Did you know that most New Year’s resolutions are forgotten and abandoned by mid-February?
So many of us set all these goals in mind to help us become the better version of ourselves.
Whether it’s New Year’s, or even mid-July, there’s no wrong time to start making better decisions that are going to bring you closer to stronger mental and physical health. It can be easy to postpone these goals or steps that we make because sometimes they can feel overburdensome and too life-altering to begin on a whim. If you start small with guided, directed steps, you can slowly integrate better habits into your everyday routine.
- Arrange a sleeping schedule that works for you
The older we get, the more we understand the importance of a full night’s rest and the impact that it can have on our ability to function well. Some people function best on eight hours, while other’s function equally well on six. Figure out what your time frame is, and start setting bedtimes for yourself, and then focus on hitting that time each night. You may not be able to change what time you start work, but you can certainly decide when you go to bed. Consider investing in smart devices like Fitbit Charge 3 or Omron HeartGuide which can track your sleep quality and provide you insights on how to improve over time.

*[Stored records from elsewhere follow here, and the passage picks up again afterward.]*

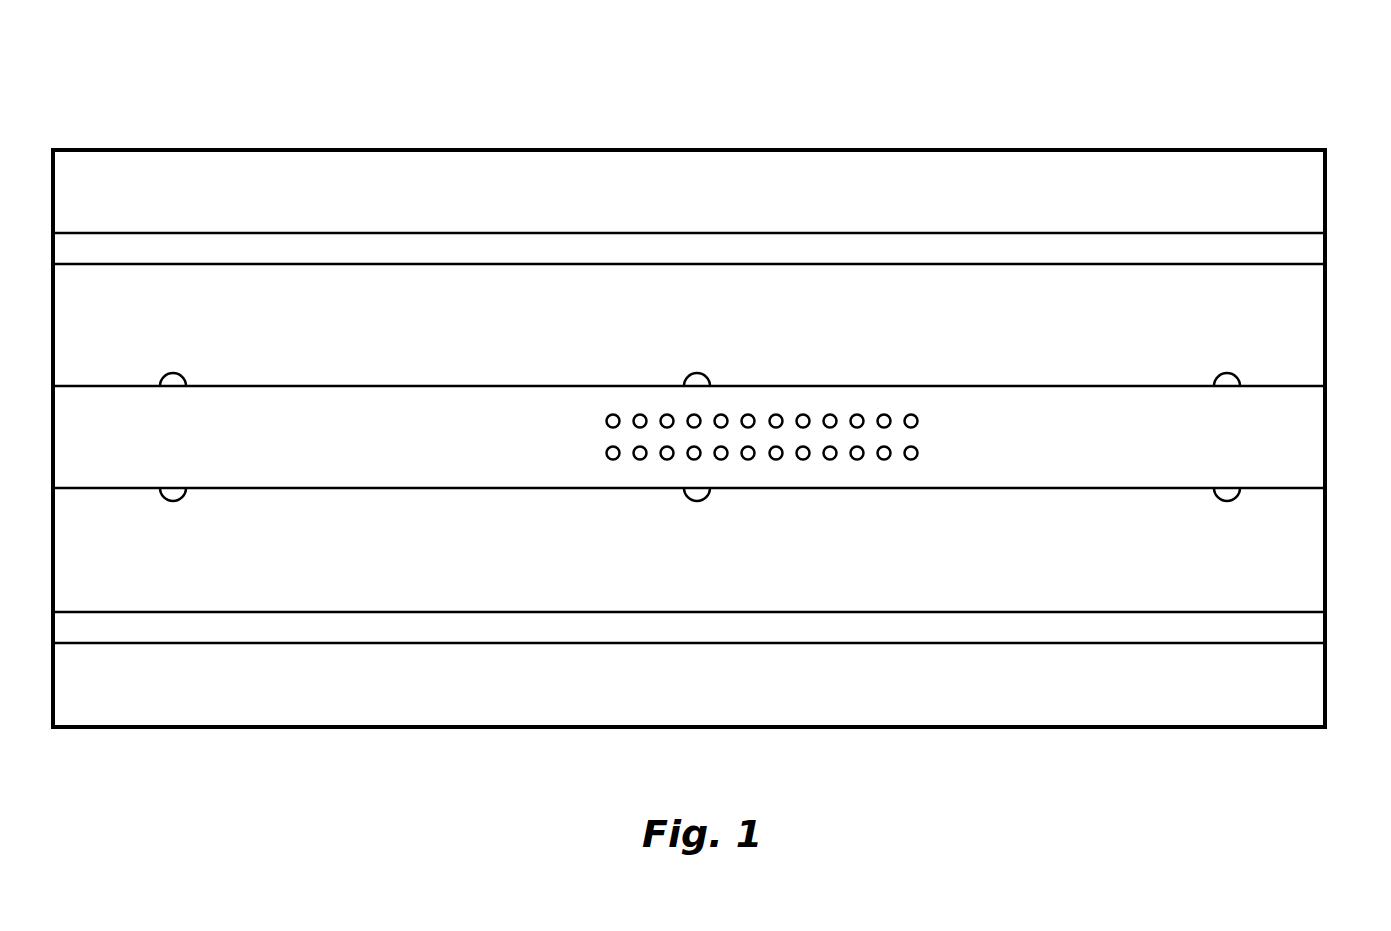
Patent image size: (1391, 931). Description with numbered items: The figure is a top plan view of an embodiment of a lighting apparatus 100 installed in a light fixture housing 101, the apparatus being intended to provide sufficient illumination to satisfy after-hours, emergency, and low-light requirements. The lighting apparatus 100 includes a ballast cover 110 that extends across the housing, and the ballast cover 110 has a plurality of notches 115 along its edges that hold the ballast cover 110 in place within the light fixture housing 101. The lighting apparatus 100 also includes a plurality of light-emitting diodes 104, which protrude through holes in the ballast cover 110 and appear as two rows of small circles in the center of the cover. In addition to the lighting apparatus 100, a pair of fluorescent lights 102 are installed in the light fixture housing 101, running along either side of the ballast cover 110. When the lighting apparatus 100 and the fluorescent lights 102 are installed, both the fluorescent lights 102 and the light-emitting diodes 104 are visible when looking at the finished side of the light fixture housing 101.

The lighting apparatus 100 is at (1297, 432).
The light fixture housing 101 is at (923, 137).
The fluorescent lights 102 is at (420, 246).
The light-emitting diodes 104 is at (665, 414).
The ballast cover 110 is at (1102, 415).
The notches 115 is at (698, 373).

- Aim for thirty to sixty minutes of activity a day
Movement is critical, so even if you can’t make it to the gym or squeeze in an hour-long yoga session, try to hit a minimum of thirty minutes of activity, whether it’s walking a dog or doing stretches and poses while watching your favorite show. Get your blood flow going a bit, stretch out your muscles, and get your joints moving.
- Set a daily schedule
Not everyone has a lot of flexibility here, but you should be able to look at your daily routines and decide when you’re working when you’re working out when you’re cooking dinner, and all the other little things you enjoy doing in your own time. If you’re someone who works from home or work remotely, then this becomes particularly poignant. Set a time frame during which you want to get work done, then stick to that time frame. Establish breaks, lunches, workouts, walks, meals, so that you have goals to hit. Help keep yourself motivated by scheduling your day.
- Drink more water
The effects of drinking water are truly pretty fast. From clearer skin to healthier organs to better sleeping habits, to more alertness, to improved metabolism, you will look and you will feel better after simply one week of hitting your water drinking goals. Make it even easier on yourself by investing in a water canister that is refillable, so you can keep the fluids coming, as well as a tea infuser, insulation to keep your water the perfect temperature, and bright colors that will draw your attention and call out for you to take a sip.
- Cut down on screen time
Not only can social media be pretty hard on our emotional health, but arthritis that develops from thumbs running across screens and the blue light causing headaches and migraines from our computers. Newer iPhones even alert owners to the amount of screen time. Set a goal for yourself and how much time you want, then start checking the settings on your phone to make sure you’re actually within that goal you’ve set.
- Try conscious eating
For a lot of people, dieting can be short term and highly ineffective. Studies have shown that better eating comes with lifestyle changes rather than crash dieting or trending diets to follow. Simply thinking about the foods you put in your body can be an easy way to make noticeable changes in your eating habits. It’s not about losing weight, it’s about fueling your body with worthwhile choices that will keep you running and keep you feeling better. Before selecting a sugary meal bar, look to see what your options are and consider what’s best going to fuel your body, not fulfill your current craving. Try adding a healthy meal bar to your daily routine instead of eliminating certain foods (which you should do as well!).
- Set daily goals
These don’t need to be huge, life-altering goals. Simple goals like reading a chapter in a book, fitting in a workout, putting in thirty minutes on that project you’ve been completing, or writing in your journal for fifteen minutes, are small adjustments that can give you validation at having completed something meaningful to you. Maybe it’s not an everyday goal but setting aside an hour on Tuesday’s to hit the new bookstore or meet up with an old friend can still make each day feel worthwhile. Journals and daily planners can help make this a bit easier.
- Find Work/Life balance
Many of us feel the need to invest fully and intensely in the work we do. We want promotions, we want growth, we want financial stability. Decide on days for work productivity, and decide how to balance it with the things you enjoy. Making plans for the weekend and sticking to those plans, or arranging a happy hour after work with some friends, help you focus on setting your own needs and bring balance between work and non-work activities.
- Read more
Many of the most successful people in the world acknowledge the importance of being well-read. It doesn’t even matter what you read, whether you prefer fiction or whether you prefer self-help or self-growth books, simply the act of reading has an impact on how we view ourselves and how others view us as well. Start with a bestseller, and maybe even invite some friends to read it with you to incentivize finishing it by a certain date.
- Tidy Up and Declutter
Sorting through closets, clothing drawers, or garages can ease certain burdens you might not have noticed even existed. If you haven’t worn it in the last year, donate it. If you haven’t used it in five years, donate it. If it’s been broken and you’ve sworn you’re going to get it replaced, toss it. By tidying up, we lessen the unnecessary things we own, we find ourselves feeling less connected to our material items and more connected to the life we’re living.